Drug Induced Hypersensitivity causes considerable morbidity and at times mortality. The healthcare providers and patients need to be aware about the problem. Early assessment and correct management saves this patient’s life.

Reference

  • Mennicke M, Zawodniak A, Keller M, et al. Fulminant liver failure after vancomycin in a sulfasalazine-induced DRESS syndrome: fatal recurrence after liver transplantation. Am J Transplant. 2009; 9:2197–202.
  • Poland GA, Love KR. Marked atypical lymphocytosis, hepatitis, and skin rash in sulfasalazine drug allergy. Am J Med. 1986; 81:707–8.

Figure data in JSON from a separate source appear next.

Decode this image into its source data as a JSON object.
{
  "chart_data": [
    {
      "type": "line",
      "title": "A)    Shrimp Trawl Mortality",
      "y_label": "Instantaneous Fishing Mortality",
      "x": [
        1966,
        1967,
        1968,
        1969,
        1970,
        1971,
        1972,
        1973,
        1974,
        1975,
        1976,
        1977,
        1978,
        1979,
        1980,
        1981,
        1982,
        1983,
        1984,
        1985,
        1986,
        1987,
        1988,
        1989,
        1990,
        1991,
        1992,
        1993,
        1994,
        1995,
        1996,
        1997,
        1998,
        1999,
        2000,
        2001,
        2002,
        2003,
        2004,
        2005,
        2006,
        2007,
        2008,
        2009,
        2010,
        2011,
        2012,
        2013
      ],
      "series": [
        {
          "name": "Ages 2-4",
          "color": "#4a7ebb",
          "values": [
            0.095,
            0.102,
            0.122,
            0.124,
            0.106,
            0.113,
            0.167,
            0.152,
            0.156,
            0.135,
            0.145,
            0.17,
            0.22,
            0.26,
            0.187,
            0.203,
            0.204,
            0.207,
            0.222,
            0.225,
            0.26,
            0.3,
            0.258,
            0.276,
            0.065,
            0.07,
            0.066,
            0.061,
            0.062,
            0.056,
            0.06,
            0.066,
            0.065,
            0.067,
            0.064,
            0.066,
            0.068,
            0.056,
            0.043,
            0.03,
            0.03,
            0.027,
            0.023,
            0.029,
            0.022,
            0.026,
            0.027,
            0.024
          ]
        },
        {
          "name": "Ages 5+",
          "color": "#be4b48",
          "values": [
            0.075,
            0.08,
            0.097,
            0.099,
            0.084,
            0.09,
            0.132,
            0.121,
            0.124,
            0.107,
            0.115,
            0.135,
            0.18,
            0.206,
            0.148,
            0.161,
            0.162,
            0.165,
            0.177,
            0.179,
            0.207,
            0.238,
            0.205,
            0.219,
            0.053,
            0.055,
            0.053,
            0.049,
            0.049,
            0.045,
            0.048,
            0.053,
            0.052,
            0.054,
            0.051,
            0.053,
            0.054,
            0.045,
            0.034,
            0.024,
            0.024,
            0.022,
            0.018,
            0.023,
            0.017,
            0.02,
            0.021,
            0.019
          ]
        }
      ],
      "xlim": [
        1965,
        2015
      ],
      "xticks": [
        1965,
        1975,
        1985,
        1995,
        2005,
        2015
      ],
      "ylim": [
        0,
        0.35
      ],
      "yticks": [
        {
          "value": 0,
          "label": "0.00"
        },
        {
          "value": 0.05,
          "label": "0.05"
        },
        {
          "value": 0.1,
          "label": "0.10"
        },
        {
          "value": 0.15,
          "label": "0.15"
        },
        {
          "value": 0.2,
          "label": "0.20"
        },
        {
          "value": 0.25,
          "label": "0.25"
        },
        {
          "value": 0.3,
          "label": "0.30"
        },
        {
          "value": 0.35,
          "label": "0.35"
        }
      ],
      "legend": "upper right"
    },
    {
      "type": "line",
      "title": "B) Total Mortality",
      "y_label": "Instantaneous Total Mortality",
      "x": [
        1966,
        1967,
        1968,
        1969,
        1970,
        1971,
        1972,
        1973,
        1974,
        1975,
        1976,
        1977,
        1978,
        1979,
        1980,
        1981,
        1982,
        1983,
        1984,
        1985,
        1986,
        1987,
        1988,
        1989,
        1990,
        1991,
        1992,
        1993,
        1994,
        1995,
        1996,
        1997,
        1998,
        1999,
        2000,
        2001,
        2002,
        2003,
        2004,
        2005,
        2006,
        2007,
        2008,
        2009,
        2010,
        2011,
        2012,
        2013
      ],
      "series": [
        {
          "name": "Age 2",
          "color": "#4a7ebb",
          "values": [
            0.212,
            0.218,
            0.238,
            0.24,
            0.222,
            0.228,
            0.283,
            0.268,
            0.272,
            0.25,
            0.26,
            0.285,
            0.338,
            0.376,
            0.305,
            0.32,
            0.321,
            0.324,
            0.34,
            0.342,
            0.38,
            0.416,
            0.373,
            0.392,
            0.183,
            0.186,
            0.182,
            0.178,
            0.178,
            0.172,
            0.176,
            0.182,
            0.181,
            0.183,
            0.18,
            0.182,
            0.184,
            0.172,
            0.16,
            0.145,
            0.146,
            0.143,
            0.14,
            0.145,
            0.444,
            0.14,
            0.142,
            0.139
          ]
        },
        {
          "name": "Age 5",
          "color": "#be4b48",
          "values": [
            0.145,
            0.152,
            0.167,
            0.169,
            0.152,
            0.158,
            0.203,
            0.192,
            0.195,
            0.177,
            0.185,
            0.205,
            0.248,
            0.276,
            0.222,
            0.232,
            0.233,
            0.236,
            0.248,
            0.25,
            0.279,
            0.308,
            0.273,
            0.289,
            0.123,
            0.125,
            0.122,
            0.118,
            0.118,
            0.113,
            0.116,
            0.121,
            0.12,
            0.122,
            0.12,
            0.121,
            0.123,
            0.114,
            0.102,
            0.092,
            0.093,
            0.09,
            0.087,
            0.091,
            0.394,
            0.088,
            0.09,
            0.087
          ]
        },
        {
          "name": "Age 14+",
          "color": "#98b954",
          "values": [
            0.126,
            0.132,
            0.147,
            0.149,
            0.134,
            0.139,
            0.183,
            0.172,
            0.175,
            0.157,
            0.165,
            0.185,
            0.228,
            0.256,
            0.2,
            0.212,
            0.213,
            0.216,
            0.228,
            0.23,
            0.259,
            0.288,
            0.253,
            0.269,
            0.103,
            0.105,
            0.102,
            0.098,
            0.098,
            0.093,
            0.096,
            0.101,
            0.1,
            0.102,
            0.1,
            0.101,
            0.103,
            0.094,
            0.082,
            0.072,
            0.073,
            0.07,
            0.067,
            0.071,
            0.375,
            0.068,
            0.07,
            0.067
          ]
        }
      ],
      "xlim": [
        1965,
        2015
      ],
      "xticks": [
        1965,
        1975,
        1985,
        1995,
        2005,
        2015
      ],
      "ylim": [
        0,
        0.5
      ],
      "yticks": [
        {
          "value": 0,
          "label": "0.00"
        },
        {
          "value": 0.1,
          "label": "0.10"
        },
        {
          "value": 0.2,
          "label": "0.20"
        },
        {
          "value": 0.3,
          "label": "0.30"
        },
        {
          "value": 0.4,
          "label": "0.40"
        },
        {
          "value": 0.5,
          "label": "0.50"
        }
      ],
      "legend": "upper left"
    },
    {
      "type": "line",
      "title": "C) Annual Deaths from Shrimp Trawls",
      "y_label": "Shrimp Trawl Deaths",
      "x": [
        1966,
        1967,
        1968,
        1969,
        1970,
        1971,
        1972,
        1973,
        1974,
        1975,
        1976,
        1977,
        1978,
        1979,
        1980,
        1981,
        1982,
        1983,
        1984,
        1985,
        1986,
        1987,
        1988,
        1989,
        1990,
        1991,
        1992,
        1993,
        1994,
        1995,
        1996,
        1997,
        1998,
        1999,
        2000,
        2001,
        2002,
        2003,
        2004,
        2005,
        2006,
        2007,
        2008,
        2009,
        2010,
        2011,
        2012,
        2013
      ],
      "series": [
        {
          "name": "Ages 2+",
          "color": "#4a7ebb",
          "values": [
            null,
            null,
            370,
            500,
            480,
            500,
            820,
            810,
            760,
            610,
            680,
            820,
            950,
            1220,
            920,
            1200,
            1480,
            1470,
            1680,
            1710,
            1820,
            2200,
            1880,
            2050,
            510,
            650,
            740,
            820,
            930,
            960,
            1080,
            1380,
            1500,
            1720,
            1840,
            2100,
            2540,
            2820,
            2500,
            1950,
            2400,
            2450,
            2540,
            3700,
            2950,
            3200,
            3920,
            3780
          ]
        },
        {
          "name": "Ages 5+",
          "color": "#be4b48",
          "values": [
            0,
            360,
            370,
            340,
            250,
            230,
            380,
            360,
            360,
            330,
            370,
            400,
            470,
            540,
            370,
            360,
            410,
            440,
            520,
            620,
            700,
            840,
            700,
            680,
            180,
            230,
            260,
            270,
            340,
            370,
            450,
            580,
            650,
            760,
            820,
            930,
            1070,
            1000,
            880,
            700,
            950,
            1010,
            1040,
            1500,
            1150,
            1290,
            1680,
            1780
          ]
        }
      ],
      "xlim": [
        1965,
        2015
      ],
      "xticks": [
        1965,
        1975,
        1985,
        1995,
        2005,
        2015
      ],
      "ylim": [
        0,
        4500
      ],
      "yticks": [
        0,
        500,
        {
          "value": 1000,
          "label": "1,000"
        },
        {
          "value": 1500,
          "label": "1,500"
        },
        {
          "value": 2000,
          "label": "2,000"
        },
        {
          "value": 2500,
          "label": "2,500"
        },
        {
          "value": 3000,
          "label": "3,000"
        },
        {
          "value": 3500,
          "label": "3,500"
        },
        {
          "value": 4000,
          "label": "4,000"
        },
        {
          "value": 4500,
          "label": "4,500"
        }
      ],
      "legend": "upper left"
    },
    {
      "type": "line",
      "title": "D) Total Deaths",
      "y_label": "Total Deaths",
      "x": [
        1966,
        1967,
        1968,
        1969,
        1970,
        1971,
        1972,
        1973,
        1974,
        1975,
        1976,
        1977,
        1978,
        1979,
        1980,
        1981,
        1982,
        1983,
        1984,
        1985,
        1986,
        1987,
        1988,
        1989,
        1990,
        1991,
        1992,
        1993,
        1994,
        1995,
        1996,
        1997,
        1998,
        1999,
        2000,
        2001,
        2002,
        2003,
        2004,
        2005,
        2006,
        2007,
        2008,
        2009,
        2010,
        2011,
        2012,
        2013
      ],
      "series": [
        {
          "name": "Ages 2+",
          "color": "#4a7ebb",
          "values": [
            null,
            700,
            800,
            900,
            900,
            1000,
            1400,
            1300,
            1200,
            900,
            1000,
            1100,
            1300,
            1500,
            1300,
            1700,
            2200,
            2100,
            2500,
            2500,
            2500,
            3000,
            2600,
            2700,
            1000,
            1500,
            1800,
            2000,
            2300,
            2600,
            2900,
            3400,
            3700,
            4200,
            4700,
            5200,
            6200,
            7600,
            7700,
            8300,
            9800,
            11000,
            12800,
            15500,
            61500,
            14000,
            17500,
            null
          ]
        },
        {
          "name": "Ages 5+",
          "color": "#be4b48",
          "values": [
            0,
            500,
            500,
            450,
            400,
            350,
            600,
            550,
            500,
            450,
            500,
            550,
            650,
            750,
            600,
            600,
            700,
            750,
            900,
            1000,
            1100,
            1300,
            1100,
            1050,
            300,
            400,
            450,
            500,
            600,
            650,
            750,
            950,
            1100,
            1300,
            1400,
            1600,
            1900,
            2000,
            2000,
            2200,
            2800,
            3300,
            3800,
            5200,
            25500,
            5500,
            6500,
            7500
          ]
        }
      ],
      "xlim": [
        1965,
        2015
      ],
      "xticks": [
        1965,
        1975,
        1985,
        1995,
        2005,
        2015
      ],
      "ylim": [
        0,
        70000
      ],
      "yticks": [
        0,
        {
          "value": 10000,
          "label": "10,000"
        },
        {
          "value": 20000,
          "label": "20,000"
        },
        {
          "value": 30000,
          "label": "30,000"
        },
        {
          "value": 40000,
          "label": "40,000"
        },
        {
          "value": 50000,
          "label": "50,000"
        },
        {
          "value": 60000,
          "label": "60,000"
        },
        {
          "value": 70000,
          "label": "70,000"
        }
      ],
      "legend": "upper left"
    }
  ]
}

  • Musette P, Janela B. New insights into drug reaction with eosinophilia and systemic symptoms pathophysiology. Front Med (Lausanne). 2017; 4:179–179.
  • Tohyama M. Drug-induced hypersensitivity syndrome. Nippon Rinsho. Japanese J Clin Med. 2012; 70:498–502.
  • Brooks H, Taylor HG, Nichol FE. The three week sulphasalazine syndrome. Clin Rheumatol. 1992; 11:566–8.